作者：Daniel D. Johnson,Jacob Austin,Rianne van den Berg,Daniel Tarlow 备注：Accepted at the ICML 2021 Workshop on Invertible Neural Networks, Normalizing Flows, and Explicit Likelihood Models (poster) 链接：https://arxiv.org/abs/2107.07675 摘要：去噪扩散概率模型（ddpm）通过迭代腐蚀每个示例，然后学习将损坏的版本映射回原始版本，在序列生成方面显示了令人印象深刻的结果。然而，以前的工作主要集中在就地损坏上，在保持每个像素或令牌位置不变的情况下，分别向每个像素或令牌添加噪声。在这项工作中，我们考虑更广泛的一类腐败过程和去噪模型的序列数据，可以插入和删除元素，而仍然是有效的训练和样本。我们证明了这些模型在算术序列任务上优于标准的就地模型，并且当在text8数据集上训练时，它们可以用来修复拼写错误而无需任何微调。摘要：Denoising diffusion probabilistic models (DDPMs) have shown impressive results on sequence generation by iteratively corrupting each example and then learning to map corrupted versions back to the original.

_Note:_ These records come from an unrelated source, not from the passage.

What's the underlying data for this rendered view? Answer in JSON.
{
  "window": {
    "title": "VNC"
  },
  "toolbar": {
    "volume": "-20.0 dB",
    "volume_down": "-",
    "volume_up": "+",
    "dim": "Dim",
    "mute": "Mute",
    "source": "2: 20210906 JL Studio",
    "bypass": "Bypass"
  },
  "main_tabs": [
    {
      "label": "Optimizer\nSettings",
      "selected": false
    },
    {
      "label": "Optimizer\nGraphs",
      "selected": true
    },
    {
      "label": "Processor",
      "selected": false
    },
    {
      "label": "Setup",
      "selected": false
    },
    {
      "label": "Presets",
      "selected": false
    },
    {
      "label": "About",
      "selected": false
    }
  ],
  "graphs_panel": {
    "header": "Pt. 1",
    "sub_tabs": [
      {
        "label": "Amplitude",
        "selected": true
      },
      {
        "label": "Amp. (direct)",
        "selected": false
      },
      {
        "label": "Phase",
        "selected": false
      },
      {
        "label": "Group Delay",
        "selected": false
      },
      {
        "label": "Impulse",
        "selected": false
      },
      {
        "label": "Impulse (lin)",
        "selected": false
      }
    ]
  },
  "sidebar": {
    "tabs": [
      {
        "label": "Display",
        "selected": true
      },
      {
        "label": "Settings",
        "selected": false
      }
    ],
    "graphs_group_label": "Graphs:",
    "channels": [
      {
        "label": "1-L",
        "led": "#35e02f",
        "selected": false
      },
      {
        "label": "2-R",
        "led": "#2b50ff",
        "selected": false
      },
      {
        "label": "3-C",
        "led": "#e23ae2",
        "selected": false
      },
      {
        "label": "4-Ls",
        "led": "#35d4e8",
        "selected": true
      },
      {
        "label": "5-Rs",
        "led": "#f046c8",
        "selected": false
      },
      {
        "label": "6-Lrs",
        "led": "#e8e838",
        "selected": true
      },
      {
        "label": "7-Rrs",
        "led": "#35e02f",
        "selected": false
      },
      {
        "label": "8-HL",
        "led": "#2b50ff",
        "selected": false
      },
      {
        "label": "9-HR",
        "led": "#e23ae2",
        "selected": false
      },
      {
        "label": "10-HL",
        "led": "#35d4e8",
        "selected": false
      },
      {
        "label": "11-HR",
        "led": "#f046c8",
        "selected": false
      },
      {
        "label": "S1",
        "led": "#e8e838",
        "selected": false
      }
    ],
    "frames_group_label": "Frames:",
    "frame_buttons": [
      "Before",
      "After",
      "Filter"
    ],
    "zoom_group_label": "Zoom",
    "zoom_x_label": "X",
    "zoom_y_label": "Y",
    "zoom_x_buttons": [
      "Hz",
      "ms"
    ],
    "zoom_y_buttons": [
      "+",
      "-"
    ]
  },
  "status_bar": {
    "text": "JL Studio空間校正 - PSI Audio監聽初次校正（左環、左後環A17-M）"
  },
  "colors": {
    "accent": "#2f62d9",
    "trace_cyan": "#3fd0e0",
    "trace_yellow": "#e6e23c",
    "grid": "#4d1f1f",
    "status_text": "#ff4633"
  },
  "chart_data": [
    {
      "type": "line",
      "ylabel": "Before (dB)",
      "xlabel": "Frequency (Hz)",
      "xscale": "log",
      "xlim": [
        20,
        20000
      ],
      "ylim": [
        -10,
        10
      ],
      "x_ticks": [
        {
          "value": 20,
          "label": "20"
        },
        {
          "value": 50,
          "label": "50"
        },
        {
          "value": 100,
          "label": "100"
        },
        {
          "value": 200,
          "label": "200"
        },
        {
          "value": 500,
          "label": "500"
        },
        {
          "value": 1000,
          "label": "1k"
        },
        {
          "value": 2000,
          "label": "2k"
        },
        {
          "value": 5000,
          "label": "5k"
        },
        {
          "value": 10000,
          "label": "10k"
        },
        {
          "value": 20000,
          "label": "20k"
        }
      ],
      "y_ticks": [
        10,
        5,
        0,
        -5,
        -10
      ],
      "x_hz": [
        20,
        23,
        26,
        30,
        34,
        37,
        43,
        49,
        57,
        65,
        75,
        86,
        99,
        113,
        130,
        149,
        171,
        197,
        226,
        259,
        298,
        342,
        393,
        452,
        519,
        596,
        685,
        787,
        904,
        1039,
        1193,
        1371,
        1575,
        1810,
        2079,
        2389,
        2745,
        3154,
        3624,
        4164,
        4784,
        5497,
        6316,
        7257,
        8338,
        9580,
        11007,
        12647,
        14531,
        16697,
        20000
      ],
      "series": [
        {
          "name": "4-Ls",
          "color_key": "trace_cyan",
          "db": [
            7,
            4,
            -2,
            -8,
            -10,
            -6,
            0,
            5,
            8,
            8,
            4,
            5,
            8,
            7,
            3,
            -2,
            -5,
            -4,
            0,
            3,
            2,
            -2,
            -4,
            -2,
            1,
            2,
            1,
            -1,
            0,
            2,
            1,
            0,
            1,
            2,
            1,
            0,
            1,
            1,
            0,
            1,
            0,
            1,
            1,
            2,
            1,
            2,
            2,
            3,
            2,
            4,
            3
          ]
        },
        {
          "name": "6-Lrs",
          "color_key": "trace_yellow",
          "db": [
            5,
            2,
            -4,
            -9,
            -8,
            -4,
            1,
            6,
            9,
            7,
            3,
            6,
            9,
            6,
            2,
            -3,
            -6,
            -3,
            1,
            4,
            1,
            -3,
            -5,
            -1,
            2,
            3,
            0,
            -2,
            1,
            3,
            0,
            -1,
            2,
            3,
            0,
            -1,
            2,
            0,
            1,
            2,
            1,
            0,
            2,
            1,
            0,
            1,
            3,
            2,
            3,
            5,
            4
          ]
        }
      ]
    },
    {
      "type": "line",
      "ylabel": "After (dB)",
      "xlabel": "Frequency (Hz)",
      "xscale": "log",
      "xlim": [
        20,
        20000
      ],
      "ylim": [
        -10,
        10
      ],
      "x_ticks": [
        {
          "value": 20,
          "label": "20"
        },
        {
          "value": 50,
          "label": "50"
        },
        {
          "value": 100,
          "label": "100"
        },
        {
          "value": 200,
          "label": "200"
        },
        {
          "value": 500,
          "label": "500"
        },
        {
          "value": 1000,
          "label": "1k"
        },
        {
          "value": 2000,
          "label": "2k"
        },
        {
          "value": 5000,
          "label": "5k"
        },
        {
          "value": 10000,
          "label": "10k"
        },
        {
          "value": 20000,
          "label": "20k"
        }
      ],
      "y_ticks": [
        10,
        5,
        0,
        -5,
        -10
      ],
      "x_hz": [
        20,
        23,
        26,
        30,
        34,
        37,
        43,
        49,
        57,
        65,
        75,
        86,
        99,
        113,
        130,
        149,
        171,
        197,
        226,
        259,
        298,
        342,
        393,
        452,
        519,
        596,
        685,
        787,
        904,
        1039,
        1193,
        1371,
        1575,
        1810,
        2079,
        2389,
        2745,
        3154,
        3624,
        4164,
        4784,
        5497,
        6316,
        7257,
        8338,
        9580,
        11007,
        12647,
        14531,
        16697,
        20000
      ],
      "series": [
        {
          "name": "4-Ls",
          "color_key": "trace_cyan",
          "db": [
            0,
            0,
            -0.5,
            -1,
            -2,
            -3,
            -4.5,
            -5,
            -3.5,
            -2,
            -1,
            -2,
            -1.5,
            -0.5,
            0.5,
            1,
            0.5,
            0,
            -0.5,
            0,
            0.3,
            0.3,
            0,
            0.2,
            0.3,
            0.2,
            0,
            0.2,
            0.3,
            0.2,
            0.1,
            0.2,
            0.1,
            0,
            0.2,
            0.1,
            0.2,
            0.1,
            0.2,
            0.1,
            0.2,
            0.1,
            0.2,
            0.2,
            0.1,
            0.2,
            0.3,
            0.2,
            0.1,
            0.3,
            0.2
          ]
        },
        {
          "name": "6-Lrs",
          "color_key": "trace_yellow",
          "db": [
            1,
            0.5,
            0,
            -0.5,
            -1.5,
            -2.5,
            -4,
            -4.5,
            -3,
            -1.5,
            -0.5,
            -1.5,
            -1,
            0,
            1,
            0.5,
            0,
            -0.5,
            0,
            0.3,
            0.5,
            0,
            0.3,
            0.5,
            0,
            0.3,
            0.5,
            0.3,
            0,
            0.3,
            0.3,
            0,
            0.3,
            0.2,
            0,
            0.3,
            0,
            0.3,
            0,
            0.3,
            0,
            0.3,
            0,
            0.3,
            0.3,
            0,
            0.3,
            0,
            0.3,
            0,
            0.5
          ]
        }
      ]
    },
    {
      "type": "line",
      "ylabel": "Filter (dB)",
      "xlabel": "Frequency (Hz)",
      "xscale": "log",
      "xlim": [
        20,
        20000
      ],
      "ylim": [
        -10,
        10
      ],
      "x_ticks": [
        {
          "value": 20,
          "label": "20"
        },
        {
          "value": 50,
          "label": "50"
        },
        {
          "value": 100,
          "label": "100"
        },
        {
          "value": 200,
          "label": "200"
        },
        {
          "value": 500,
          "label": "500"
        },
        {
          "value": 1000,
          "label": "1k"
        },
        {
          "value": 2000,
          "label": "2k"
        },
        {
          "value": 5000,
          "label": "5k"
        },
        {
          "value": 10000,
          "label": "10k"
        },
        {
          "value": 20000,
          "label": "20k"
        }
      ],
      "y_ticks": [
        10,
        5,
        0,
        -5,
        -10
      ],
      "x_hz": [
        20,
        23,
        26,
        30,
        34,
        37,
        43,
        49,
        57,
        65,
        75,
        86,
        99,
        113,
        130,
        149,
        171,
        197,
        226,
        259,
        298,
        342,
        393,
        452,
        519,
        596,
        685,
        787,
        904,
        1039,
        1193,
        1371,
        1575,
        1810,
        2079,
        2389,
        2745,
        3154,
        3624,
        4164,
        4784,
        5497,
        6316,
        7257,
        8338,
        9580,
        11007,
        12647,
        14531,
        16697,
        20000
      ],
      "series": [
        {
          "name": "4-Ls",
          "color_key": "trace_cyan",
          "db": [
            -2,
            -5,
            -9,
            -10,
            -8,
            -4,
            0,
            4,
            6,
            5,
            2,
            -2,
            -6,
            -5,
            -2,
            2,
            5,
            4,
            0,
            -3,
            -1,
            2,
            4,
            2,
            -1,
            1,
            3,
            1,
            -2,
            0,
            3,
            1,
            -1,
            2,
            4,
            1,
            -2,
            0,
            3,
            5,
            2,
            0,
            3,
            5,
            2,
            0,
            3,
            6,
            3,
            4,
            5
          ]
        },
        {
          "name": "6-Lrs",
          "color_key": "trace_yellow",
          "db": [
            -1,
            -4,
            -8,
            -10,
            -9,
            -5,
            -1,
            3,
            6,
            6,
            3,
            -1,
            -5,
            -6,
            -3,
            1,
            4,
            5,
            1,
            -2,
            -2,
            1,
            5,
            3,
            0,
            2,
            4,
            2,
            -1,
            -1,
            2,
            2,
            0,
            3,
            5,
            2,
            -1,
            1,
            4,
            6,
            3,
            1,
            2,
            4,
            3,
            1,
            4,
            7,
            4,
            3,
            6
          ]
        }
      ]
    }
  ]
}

However, previous work has largely focused on in-place corruption, adding noise to each pixel or token individually while keeping their locations the same. In this work, we consider a broader class of corruption processes and denoising models over sequence data that can insert and delete elements, while still being efficient to train and sample from. We demonstrate that these models outperform standard in-place models on an arithmetic sequence task, and that when trained on the text8 dataset they can be used to fix spelling errors without any fine-tuning.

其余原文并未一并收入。